Un día, salió el ciervo a dar un paseo, aprovechando lo bello que estaba el sol. Pero el clima era caluroso y pronto tuvo necesidad de saciar su sed. Pudo hacerlo en un estanque de aguas claras y frías, en el que metió su hociquito con deleite:
—¡Qué rico es beber de un manantial como este cuando hace tanto calor! —pensó en voz alta, satisfecho.
Y de pronto, se percató del reflejo que el agua clara le devolvía de si mismo, con sorpresa y satisfacción. Se dio cuenta de que ciertamente, era una criatura mucho más guapa de lo que suponía. Con su estampa elegante, sus ojos grandes y la bella cornamenta que decoraba su cabeza, hermosa como una corona.
—¡Pero que largas y flacuchas son mis patas! —exclamó con horror— Para tener una cornamenta tan grande y soberbia, no parecen ser muy atractivas en un animal como yo. ¡Ojalá y pudiera cambiarlas por las patas anchas y poderosas de un león! Eso sí que sería un orgullo.
Tan ocupado estaba el ciervo en mirarse y reprocharse, que no se percató del enorme león que lo acechaba a sus espaldas. No fue sino hasta que escuchó un potente rugido, que sin mirar atrás se echó a correr, siendo seguido por el depredador.
Y las patas larguiruchas de las que tanto se quejaba, resultaron servirle de maravilla para aventajarlo en un dos por tres.
Pero he aquí que pasó por un sitio lleno de árboles enrededados y los cuernos se le atoraron en las ramas entrecruzadas de algunos. ¡Esa cornamenta de la que tanto se enorgullecía, había resultado ser su perdición! Y mientras tanto, el león estaba cada vez más cerca.
Lo único que pudo hacer, en un último intento de salvar la vida, fue dar un fuerte tirón con la cabeza que increíblemente, funcionó.

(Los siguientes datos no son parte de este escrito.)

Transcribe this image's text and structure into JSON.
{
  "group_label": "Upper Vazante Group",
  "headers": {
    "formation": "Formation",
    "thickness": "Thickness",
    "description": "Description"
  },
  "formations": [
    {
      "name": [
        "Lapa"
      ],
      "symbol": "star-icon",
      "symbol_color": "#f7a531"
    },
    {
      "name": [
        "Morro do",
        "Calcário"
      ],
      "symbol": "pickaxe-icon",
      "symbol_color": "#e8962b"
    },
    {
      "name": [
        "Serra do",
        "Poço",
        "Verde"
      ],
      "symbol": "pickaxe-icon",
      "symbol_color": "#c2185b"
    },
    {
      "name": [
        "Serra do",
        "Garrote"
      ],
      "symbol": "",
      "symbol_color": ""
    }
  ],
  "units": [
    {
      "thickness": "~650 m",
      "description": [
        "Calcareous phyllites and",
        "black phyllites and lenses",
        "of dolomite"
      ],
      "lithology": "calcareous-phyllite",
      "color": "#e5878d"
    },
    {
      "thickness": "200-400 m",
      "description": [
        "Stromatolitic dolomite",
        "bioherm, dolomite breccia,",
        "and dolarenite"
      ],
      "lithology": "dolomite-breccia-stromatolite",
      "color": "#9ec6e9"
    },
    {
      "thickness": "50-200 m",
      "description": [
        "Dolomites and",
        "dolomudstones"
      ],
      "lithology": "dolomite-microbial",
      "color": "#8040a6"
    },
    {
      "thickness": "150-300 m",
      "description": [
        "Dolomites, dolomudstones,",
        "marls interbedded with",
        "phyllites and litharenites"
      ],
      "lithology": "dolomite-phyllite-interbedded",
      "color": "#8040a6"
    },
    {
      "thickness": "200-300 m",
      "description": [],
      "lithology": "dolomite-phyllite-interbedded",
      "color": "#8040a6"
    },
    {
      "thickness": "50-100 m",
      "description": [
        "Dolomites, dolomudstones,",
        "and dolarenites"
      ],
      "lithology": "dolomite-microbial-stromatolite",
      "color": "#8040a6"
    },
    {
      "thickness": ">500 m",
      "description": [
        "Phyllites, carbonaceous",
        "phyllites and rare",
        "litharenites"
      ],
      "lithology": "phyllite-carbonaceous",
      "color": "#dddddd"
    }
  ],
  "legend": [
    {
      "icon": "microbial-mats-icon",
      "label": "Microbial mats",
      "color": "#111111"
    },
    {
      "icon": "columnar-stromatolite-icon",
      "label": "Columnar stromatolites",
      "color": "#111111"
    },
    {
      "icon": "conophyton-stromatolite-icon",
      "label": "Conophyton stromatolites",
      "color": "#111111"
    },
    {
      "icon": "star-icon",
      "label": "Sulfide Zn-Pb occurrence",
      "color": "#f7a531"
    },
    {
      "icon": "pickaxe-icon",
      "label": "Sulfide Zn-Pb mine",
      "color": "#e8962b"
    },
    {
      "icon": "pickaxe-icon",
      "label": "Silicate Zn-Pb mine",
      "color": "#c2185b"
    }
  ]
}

El ciervo escapó corriendo a toda velocidad. Cuando el león llegó hasta la trampa con la que se había encontrado, no quedaba de él más que el polvo. Y muy malhumorado, regresó con la manada.
A salvo, el ciervo sintió sed nuevamente y buscó otro estanque para refrescarse después de la carrera. Lo encontró en las cercanías y bebió hasta quedarse saciado. Luego se volvió a mirar en las aguas claras.

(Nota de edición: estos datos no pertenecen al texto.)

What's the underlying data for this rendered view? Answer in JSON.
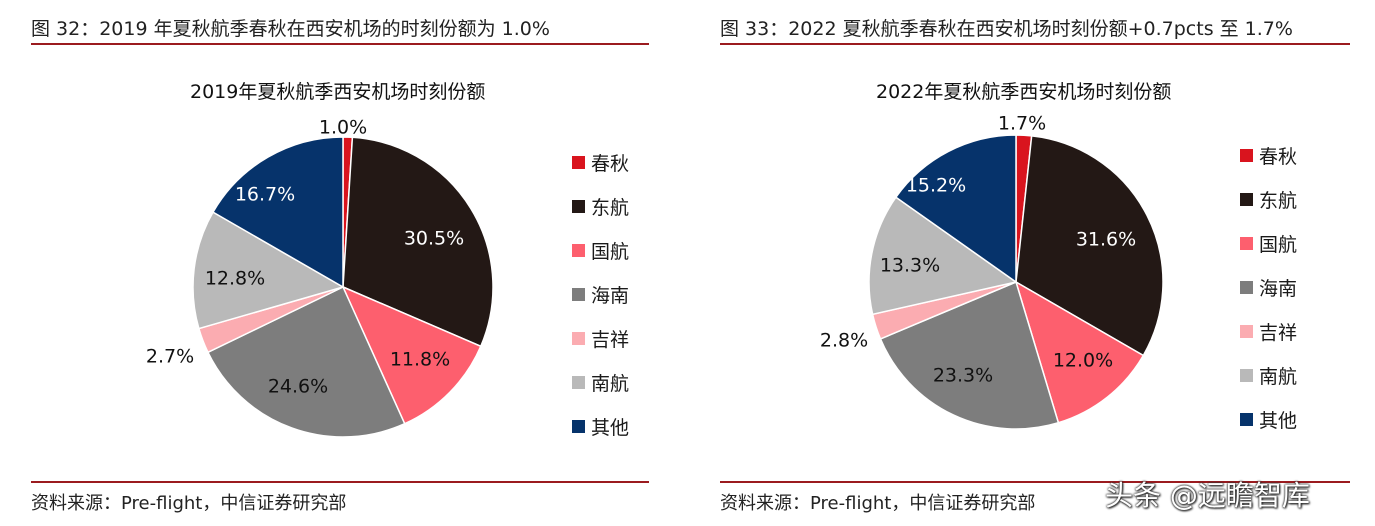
{
  "left": {
    "figure_title": "图 32：2019 年夏秋航季春秋在西安机场的时刻份额为 1.0%",
    "source": "资料来源：Pre-flight，中信证券研究部"
  },
  "right": {
    "figure_title": "图 33：2022 夏秋航季春秋在西安机场时刻份额+0.7pcts 至 1.7%",
    "source": "资料来源：Pre-flight，中信证券研究部"
  },
  "legend": [
    {
      "label": "春秋",
      "color": "#d9141e"
    },
    {
      "label": "东航",
      "color": "#231815"
    },
    {
      "label": "国航",
      "color": "#fd5f6e"
    },
    {
      "label": "海南",
      "color": "#7d7d7d"
    },
    {
      "label": "吉祥",
      "color": "#fbacb1"
    },
    {
      "label": "南航",
      "color": "#b9b9b9"
    },
    {
      "label": "其他",
      "color": "#06336b"
    }
  ],
  "watermark": "头条 @远瞻智库",
  "chart_data": [
    {
      "type": "pie",
      "title": "2019年夏秋航季西安机场时刻份额",
      "categories": [
        "春秋",
        "东航",
        "国航",
        "海南",
        "吉祥",
        "南航",
        "其他"
      ],
      "values": [
        1.0,
        30.5,
        11.8,
        24.6,
        2.7,
        12.8,
        16.7
      ],
      "labels": [
        "1.0%",
        "30.5%",
        "11.8%",
        "24.6%",
        "2.7%",
        "12.8%",
        "16.7%"
      ],
      "legend_position": "right"
    },
    {
      "type": "pie",
      "title": "2022年夏秋航季西安机场时刻份额",
      "categories": [
        "春秋",
        "东航",
        "国航",
        "海南",
        "吉祥",
        "南航",
        "其他"
      ],
      "values": [
        1.7,
        31.6,
        12.0,
        23.3,
        2.8,
        13.3,
        15.2
      ],
      "labels": [
        "1.7%",
        "31.6%",
        "12.0%",
        "23.3%",
        "2.8%",
        "13.3%",
        "15.2%"
      ],
      "legend_position": "right"
    }
  ]
}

—¡Cuánto me equivoqué respecto a mí mismo! —exclamó con asombro— Han sido estas patas flacuchas de las que tanto me avergonzaba, las que me han salvado de una muerte segura. En cambio estas astas tan maravillosas pudieron haberme costado la vida. ¡Y yo fijándome en lo que carecía de importancia! Pues de ahora en adelante, no volveré a dejarme por las apariencias, ni ser superficial.

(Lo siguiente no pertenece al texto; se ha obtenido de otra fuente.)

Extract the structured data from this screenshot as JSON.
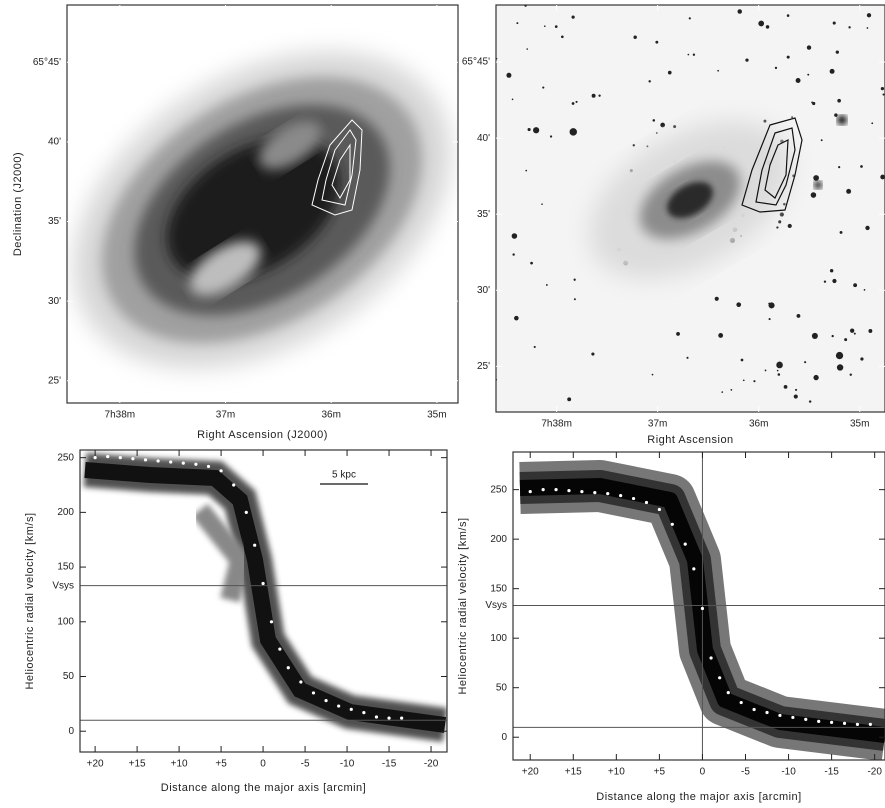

La moraleja de esta historia es: Nunca hay que dejarnos engañar por el exterior, ni menospreciar las características que nacemos. Tal vez haya algo que a primera vista no te guste de tu persona, pero el día de mañana, eso puede serte más útil que las cosas que te envanecen. No todo en la vida se reduce a ser bonito.